Im Durchschnitt fallen die Kostensteigerungen nach aktuellem Stand etwas weniger stark aus, als es sich noch im Oktober abzeichnete. Ein Single-Haushalt mit 1.500 kWh Jahresverbrauch wird nach aktuellem Datenstand im bundesweiten Durchschnitt um +5,2 Prozent höher belastet, was Jahreskosten von 162,14 Euro ausmacht. Am Musterhaushalt mit 3.500 kWh bemessen, steigen die endgültigen Entgelte gegenüber dem Vorjahr um +5,5 Prozent auf durchschnittlich 8,14 ct/kWh und machen somit häufig den größten Einzelposten auf der Stromrechnung aus.

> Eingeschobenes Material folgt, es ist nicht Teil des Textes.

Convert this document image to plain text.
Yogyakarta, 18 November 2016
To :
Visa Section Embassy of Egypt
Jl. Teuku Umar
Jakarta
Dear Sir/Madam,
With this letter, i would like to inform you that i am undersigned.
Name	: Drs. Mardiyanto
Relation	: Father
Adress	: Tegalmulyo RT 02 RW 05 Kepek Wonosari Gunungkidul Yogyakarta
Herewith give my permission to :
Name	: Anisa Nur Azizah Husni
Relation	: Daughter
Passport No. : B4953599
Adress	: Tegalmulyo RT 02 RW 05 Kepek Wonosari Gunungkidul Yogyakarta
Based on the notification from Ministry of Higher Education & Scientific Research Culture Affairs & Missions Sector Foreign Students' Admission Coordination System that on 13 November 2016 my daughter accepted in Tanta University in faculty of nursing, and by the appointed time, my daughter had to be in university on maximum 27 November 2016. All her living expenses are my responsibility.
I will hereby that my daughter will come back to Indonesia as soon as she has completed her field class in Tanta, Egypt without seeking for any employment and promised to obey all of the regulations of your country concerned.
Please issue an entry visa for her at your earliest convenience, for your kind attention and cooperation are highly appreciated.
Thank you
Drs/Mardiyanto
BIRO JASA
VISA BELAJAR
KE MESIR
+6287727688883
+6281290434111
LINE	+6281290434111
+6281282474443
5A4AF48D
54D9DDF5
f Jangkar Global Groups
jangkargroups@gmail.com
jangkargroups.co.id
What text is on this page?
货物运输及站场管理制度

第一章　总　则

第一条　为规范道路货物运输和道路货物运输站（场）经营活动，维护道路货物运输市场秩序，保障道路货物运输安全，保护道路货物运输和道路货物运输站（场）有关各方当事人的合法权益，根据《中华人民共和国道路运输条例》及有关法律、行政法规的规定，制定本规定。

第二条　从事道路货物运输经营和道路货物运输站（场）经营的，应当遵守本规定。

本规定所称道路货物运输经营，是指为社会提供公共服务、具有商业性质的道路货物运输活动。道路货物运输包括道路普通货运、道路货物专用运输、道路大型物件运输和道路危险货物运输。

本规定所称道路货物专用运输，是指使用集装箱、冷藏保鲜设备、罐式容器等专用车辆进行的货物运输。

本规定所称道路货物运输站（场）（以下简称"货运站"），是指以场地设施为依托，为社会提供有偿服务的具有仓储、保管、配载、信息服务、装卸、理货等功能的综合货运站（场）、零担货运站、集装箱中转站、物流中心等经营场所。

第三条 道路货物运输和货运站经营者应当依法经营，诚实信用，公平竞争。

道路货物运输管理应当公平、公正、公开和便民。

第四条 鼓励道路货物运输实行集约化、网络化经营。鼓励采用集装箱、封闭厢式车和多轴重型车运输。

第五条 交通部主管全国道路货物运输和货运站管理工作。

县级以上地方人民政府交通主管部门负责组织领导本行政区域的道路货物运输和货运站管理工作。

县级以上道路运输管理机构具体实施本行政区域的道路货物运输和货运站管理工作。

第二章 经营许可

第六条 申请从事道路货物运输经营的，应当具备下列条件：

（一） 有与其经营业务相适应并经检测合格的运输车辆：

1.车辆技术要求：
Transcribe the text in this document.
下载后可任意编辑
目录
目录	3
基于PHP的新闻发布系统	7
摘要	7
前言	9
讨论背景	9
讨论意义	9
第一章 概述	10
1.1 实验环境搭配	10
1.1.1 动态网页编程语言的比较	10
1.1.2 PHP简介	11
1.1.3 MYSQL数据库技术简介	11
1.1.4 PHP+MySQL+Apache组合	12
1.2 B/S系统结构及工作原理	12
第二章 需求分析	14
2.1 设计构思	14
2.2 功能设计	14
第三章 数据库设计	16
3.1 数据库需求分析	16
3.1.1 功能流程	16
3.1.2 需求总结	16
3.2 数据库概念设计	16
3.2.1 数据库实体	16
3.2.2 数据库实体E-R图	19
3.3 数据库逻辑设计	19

Auch Gewerbekunden (SLP, 40.000 kWh) müssen mit 2.507,16 Euro im laufenden Jahr +5,8 Prozent höhere Durchleitungsgebühren entrichten. Leistungsgemessene Abnehmer werden ebenfalls höher belastet. Bei 100.000 kWh Jahresarbeit in der Niederspannung (35 kW) fallen die Gebühren um rund +6 Prozent (6.265,93 Euro) höher aus, bzw. um +6,1 Prozent (7.010,30 Euro) bei einer Leistungsaufnahme von 50 kW. Auch in der Mittelspannung zeichnen sich höhere Durchleitungsgebühren ab, bei 400.000 kWh Jahresverbrauch (bei 150 kW) werden 20.395,60 Euro fällig (+6,2 Prozent), bei 22.222,44 Euro (200 kW, +6,3 Prozent).